Вилков растерянно посмотрел на Ромахера. Магнитофон зашипел, потом послышалось, как Кока встретил Костю, как Вилков здоровался с Куртом, Мартой, Петкером.
Ромахер крикнул:
— Это несущественно, пропусти.
Заклюкал, засвистел магнитофон: Петкер искал место разговора Кости с Куртом. И вот в динамике раздалось: «Посадил нас всех на «Бурковку» — и хоть бы хны...»
— Что это значит, Курт? — резко спросил Вилков.
— Забава, Коста! Петкер купил магнитофон, вот и пробует.
— Зачем же? — насторожился Вилков.
— Петкер коллекционирует голоса друзей. Ты не хочешь услышать свой голос? Так мы сейчас...
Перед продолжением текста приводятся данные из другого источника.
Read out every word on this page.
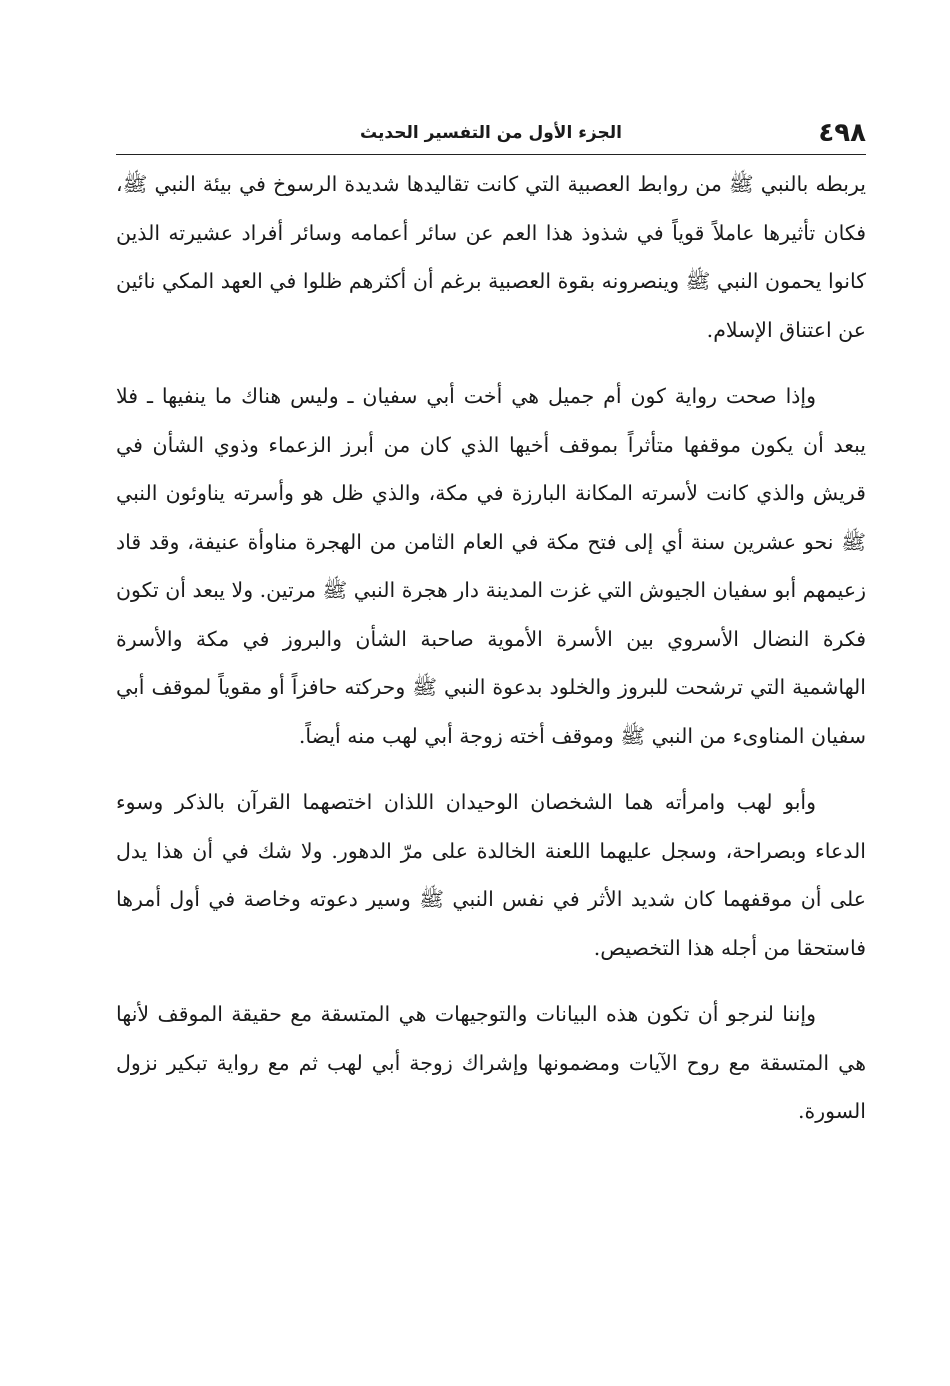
٤٩٨
الجزء الأول من التفسير الحديث

يربطه بالنبي ﷺ من روابط العصبية التي كانت تقاليدها شديدة الرسوخ في بيئة النبي ﷺ، فكان تأثيرها عاملاً قوياً في شذوذ هذا العم عن سائر أعمامه وسائر أفراد عشيرته الذين كانوا يحمون النبي ﷺ وينصرونه بقوة العصبية برغم أن أكثرهم ظلوا في العهد المكي نائين عن اعتناق الإسلام.

وإذا صحت رواية كون أم جميل هي أخت أبي سفيان ـ وليس هناك ما ينفيها ـ فلا يبعد أن يكون موقفها متأثراً بموقف أخيها الذي كان من أبرز الزعماء وذوي الشأن في قريش والذي كانت لأسرته المكانة البارزة في مكة، والذي ظل هو وأسرته يناوئون النبي ﷺ نحو عشرين سنة أي إلى فتح مكة في العام الثامن من الهجرة مناوأة عنيفة، وقد قاد زعيمهم أبو سفيان الجيوش التي غزت المدينة دار هجرة النبي ﷺ مرتين. ولا يبعد أن تكون فكرة النضال الأسروي بين الأسرة الأموية صاحبة الشأن والبروز في مكة والأسرة الهاشمية التي ترشحت للبروز والخلود بدعوة النبي ﷺ وحركته حافزاً أو مقوياً لموقف أبي سفيان المناوىء من النبي ﷺ وموقف أخته زوجة أبي لهب منه أيضاً.

وأبو لهب وامرأته هما الشخصان الوحيدان اللذان اختصهما القرآن بالذكر وسوء الدعاء وبصراحة، وسجل عليهما اللعنة الخالدة على مرّ الدهور. ولا شك في أن هذا يدل على أن موقفهما كان شديد الأثر في نفس النبي ﷺ وسير دعوته وخاصة في أول أمرها فاستحقا من أجله هذا التخصيص.

وإننا لنرجو أن تكون هذه البيانات والتوجيهات هي المتسقة مع حقيقة الموقف لأنها هي المتسقة مع روح الآيات ومضمونها وإشراك زوجة أبي لهب ثم مع رواية تبكير نزول السورة.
— Сотрите. — Костя рассердился. — Не дай бог дойдет до моего начальства. Штаны спустят.
— Боишься? — Курт махнул рукой, и Петкер, закрыв магнитофон, вынес его в другую комнату.
Ромахер, чтобы разрядить обстановку, поднял бокал:
— Давайте выпьем. Коста, кажется, спешит домой. За друга Косту.
...Вилкова проводили до тропочки, что идет вдоль канала в город. Ему хорошо знакома эта стежка, не раз ходил он по ней на охоту. Постояли немного, посмотрели на выползающий из-за леса месяц.
— Луна! — воскликнул Ромахер.
— К счастью — справа всходит, — ответил Костя.
— Доберешься сам или подбросить? — спросил Курт.
— Дойду. Хмель выветрить надо. Ну, бывайте. — Вилков повернулся и зашагал по тропинке. В груди его часто билось сердце: «Немедленно к Цинину»…
— Василий Григорьевич здесь? — спросил Костя. — Доложите.
Дежурный вошел в кабинет и тут же вернулся с Цининым.
— Товарищ генерал... — Вилков приложил руку к фуражке.
Цинин шагнул ему навстречу, придержал руку.
— Ну как? — Генерал дал знать дежурному оставить их. — Можете вкратце доложить?
Вилков, наморщив лоб, сказал:
— Попытаюсь, товарищ генерал.
Костя присел в кресло, Василий Григорьевич — напротив. Так они и просидели вдвоем до самого утра. Вилков подробно рассказывал о встрече с Куртом, а Цинин слушал его, не перебивая.
За окном уже рассвело. В саду защебетали птицы. Солнечные лучи, выскользнув из-за небольшой тучки, пробились между шторами. Желтые зайчики, отразившись от стекла, что лежало на столе Цинина, присмирели на стене. Генерал поднял усталые глаза.
— А не переигрываете вы с этой Вальтраут, Константин Петрович?
— Не знаю.
— Смотрите, вы ведь, так сказать, не профессионал...
— Постараюсь, чтоб было все хорошо.
— Ну ладно, Константин Петрович. Отдыхайте. Будьте, однако, начеку. Может быть, понадобятся дополнительные сведения.
— Можно идти? — Вилков встал.
— Спасибо за службу, товарищ Вилков. — Генерал взял Костю за плечи, посмотрел ему в глаза.